The appellants’ principal contention here is that the Industrial Commission erred in finding that the employee sustained an accident, within the meaning of Section 287.020(2), which defines the word accident as “ * * * an unexpected or unforeseen event happening suddenly and violently * * * producing at the time objective symptoms of an injury.” The appellants have stated their point in a number of different ways, but the substance of their contention seems to be that the Commission has erroneously extended the term “abnormal or unusual strain” to include job activity which the evidence shows was merely toilsome and fatiguing effort. They also contend that the Commission has erroneously confused the terms “accident” and “injury” in reaching its conclusions, and remind us that the fact of injury is no proof of an accident within the meaning of Section 287.020(2). Both the appellants and the respondent cite Crow v. Missouri Implement Tractor Co., Mo., 307 S.W.2d 401, Williams v. Anderson Air Activities, Mo. App., 319 S.W.2d 61, and Brotherton v. International Shoe Co., supra, 360 S.W.2d 108. The respondent contends that these recent cases support the award; the appellants maintain they do not..

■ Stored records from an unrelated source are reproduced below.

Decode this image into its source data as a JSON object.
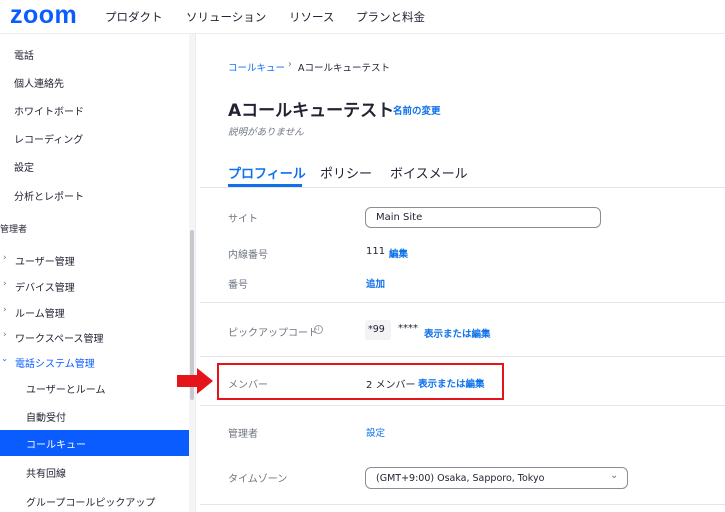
{
  "brand": "zoom",
  "topnav": [
    "プロダクト",
    "ソリューション",
    "リソース",
    "プランと料金"
  ],
  "sidebar": {
    "items": [
      "電話",
      "個人連絡先",
      "ホワイトボード",
      "レコーディング",
      "設定",
      "分析とレポート"
    ],
    "admin_header": "管理者",
    "admin_items": [
      "ユーザー管理",
      "デバイス管理",
      "ルーム管理",
      "ワークスペース管理",
      "電話システム管理"
    ],
    "phone_sub_items": [
      "ユーザーとルーム",
      "自動受付",
      "コールキュー",
      "共有回線",
      "グループコールピックアップ"
    ]
  },
  "breadcrumb": {
    "parent": "コールキュー",
    "separator": "›",
    "current": "Aコールキューテスト"
  },
  "page": {
    "title": "Aコールキューテスト",
    "rename": "名前の変更",
    "description": "説明がありません"
  },
  "tabs": [
    "プロフィール",
    "ポリシー",
    "ボイスメール"
  ],
  "fields": {
    "site": {
      "label": "サイト",
      "value": "Main Site"
    },
    "extension": {
      "label": "内線番号",
      "value": "111",
      "action": "編集"
    },
    "number": {
      "label": "番号",
      "action": "追加"
    },
    "pickup_code": {
      "label": "ピックアップコード",
      "prefix": "*99",
      "masked": "****",
      "action": "表示または編集",
      "info_icon": "i"
    },
    "members": {
      "label": "メンバー",
      "value": "2 メンバー",
      "action": "表示または編集"
    },
    "admin": {
      "label": "管理者",
      "action": "設定"
    },
    "timezone": {
      "label": "タイムゾーン",
      "value": "(GMT+9:00) Osaka, Sapporo, Tokyo"
    }
  },
  "colors": {
    "accent": "#0b5cff",
    "link": "#0e71eb",
    "highlight": "#e5141b"
  }
}
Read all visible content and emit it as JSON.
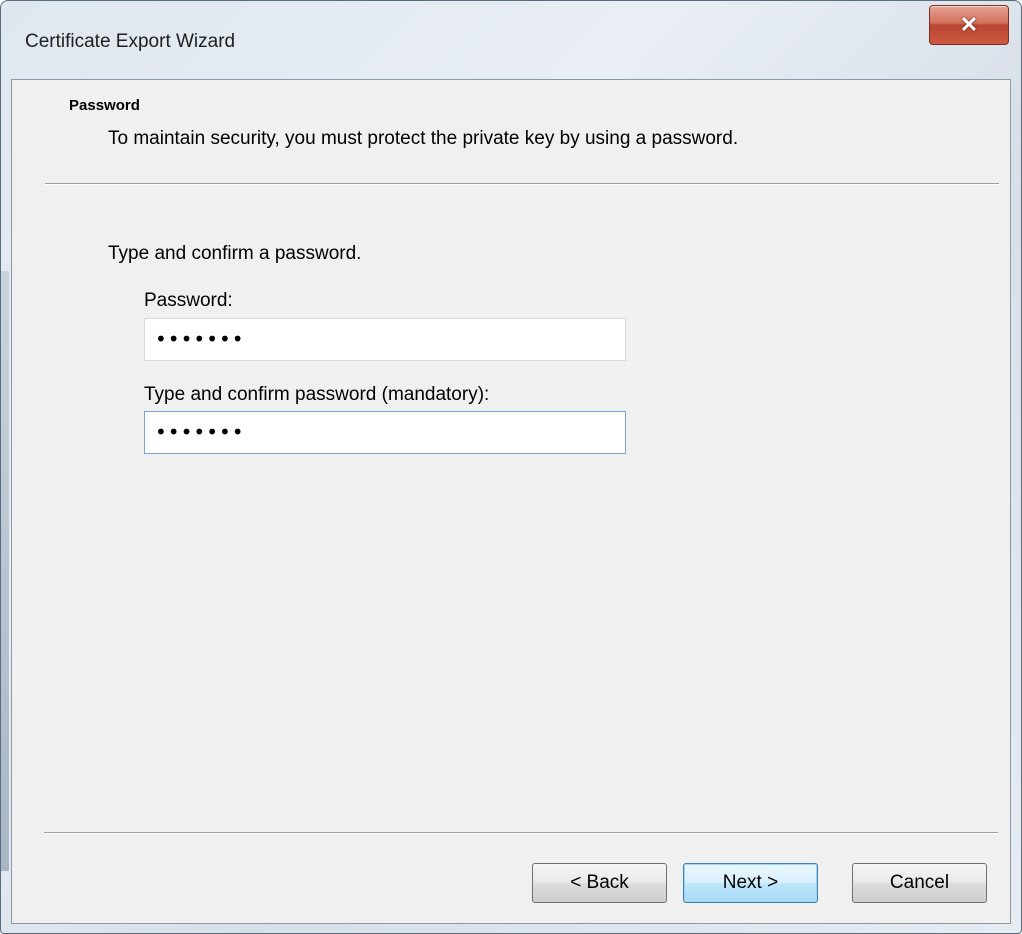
{
  "window": {
    "title": "Certificate Export Wizard"
  },
  "header": {
    "title": "Password",
    "description": "To maintain security, you must protect the private key by using a password."
  },
  "body": {
    "instruction": "Type and confirm a password.",
    "password_label": "Password:",
    "password_value": "•••••••",
    "confirm_label": "Type and confirm password (mandatory):",
    "confirm_value": "•••••••"
  },
  "buttons": {
    "back": "< Back",
    "next": "Next >",
    "cancel": "Cancel"
  },
  "icons": {
    "close": "close-icon"
  }
}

It is the award of the Commission which is subject to review here, Michler v. Krey Packing Co., 363 Mo. 707, 716, 253 S.W.2d 136, 140, and as we view the Commission’s findings, they are in substance that the employee’s activity on February 7, 1961, amounted to an “unusual or abnormal strain” which constituted an accident, because he exerted himself beyond his usual routine in clearing the snow from a rather extensive area of the employer’s sidewalk. What is disputed is the Commission’s conclusion that the employee’s job activity subjected him to such abnormal stress that he sustained an accident, and in our opinion, the decision clearly is a legal conclusion as distinguished from a purely factual determination. We conclude, therefore, that the award is subject to our review and correction, or reversal.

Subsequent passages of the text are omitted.